The Range Extender mixes fresh air with sample air to reduce the concentration of radon in the air fed to the RAD7 radon detector by an order of a magnitude, greatly increasing its effective range.

The extender consists of two parallel capillary tubes joined at one end to the outlet hose connector. Fresh air is fed to the input of one tube while the incident radon sample is fed to the other. A differential pressure sensor across the two tube inputs, with a needle valve for adjustment, is used to ensure that both capillary tubes have the same pressure drop across them.

With this system the radon concentration delivered to the RAD7 will be reduced by a factor of 10:1 regardless of the strength and flow velocity of the RAD7 pump. The pump can cycle on and off without affecting the reduction factor.
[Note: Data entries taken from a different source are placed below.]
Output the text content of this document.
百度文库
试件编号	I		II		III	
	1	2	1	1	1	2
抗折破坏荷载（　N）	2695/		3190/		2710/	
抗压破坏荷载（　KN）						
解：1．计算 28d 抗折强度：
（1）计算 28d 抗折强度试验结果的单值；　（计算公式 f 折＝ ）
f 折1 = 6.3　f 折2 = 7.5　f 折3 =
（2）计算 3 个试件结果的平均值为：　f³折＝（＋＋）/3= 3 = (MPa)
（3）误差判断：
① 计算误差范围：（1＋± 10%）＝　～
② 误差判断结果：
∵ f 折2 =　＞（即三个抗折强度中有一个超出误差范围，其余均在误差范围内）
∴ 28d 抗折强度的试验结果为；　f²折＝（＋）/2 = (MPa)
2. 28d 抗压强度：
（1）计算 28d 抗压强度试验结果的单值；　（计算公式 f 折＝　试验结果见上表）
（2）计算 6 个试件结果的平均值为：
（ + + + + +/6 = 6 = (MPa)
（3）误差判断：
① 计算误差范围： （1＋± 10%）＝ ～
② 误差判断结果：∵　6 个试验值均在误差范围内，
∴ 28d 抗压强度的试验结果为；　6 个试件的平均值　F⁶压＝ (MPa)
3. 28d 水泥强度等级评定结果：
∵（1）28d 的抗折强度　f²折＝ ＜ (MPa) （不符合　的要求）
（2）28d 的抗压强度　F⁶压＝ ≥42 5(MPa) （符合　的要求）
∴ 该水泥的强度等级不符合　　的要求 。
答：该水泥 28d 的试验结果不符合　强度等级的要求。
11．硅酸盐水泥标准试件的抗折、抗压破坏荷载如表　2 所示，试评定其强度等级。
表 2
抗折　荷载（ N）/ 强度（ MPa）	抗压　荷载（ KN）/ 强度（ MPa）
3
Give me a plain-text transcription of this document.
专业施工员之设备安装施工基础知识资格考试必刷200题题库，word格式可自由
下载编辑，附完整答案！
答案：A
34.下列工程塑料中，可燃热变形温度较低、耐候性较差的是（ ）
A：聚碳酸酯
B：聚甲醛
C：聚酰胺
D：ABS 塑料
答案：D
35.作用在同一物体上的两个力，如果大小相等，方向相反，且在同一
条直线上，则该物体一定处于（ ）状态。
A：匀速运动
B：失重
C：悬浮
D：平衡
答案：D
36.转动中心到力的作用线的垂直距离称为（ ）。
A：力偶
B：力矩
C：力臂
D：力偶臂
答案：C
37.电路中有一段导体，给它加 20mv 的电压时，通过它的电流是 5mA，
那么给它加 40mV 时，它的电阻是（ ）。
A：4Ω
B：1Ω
The Range Extender can be used for the measurement of very high radon concentrations in air, in soil gas and in water. It can also be used with any other instrument that has its own pump, for any gas. If used to extend the range of thoron measurement care must be taken to assess and correct for the additional decay of the thoron due to sample acquisition delay.

Emission Chambers

Soil and Hard surface emission detection

Two emission chamber accessories are offered for the RAD7 radon detector: one for soil surfaces and one for hard surfaces. The Soil Surface Emission Chamber has a stainless steel skirt around the circumference, to penetrate the soil. The Hard Surface Emission chamber has a flat base with sealant.

For soil emission measurements, the skirted chamber may be placed on the ground and stood upon, to push the steel skirt into the dirt. A closed loop measurement may be completed in approximately 30 minutes. Open loop monitoring may be performed continuously, showing diurnal variation of soil emission and allowing the user to obtain as high a precision as desired.

For hard surface emission measurements, the chamber without the metal skirt, and with a soft seal instead, may be applied to the surface. Closed and open loop measurements may be made.

Closed loop protocol provides a quick and sensitive reading, while open loop offers increased scope for investigating variations in emission due to changes in parameters such as barometric pressure, temperature, relative.